[<<Содержание] [Архив] ЛЕХАИМ ДЕКАБРЬ 2013 КИСЛЕВ 5774 – 12(260)
«Я каменщик Михаил Гробман»
Беседу ведет Ирина Мак
11 декабря в залах Московского музея современного искусства откроется выставка Михаила Гробмана — художника, с 1971 года живущего в Израиле, участника и одного из лидеров второго русского авангарда — и, кстати, автора этого термина. Выставка займет все этажи здания ММСИ в Ермолаевском переулке, однако художник просит не считать ее ретроспективой.
Ирина Мак Сколько будет на выставке работ?

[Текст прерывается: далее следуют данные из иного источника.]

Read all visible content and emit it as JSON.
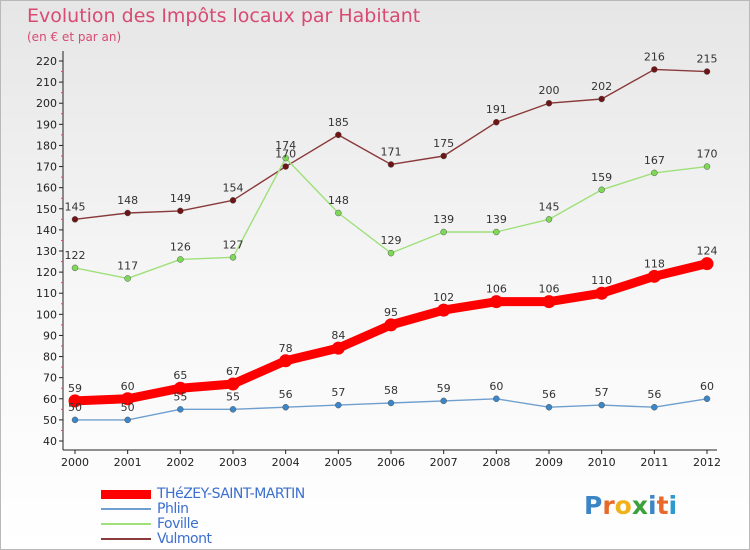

Михаил Гробман: 320–330… Больше, чем надо, но мне хочется показать что-то новое, чтобы перестали наконец говорить о Гробмане как о легенде. И у куратора, Лели Кантор-Казовской, родилась идея сделать четыре самостоятельные выставки. Первая показывает Гробмана 1960-х годов. Вторая — период «Левиафана» (группа художников, созданная Гробманом в 1975-м в Израиле, и издаваемая им газета. — И. М.). Третья — концептуальную живопись 1980–1990-х годов. И четвертую мы назвали «Гробман: после искусства».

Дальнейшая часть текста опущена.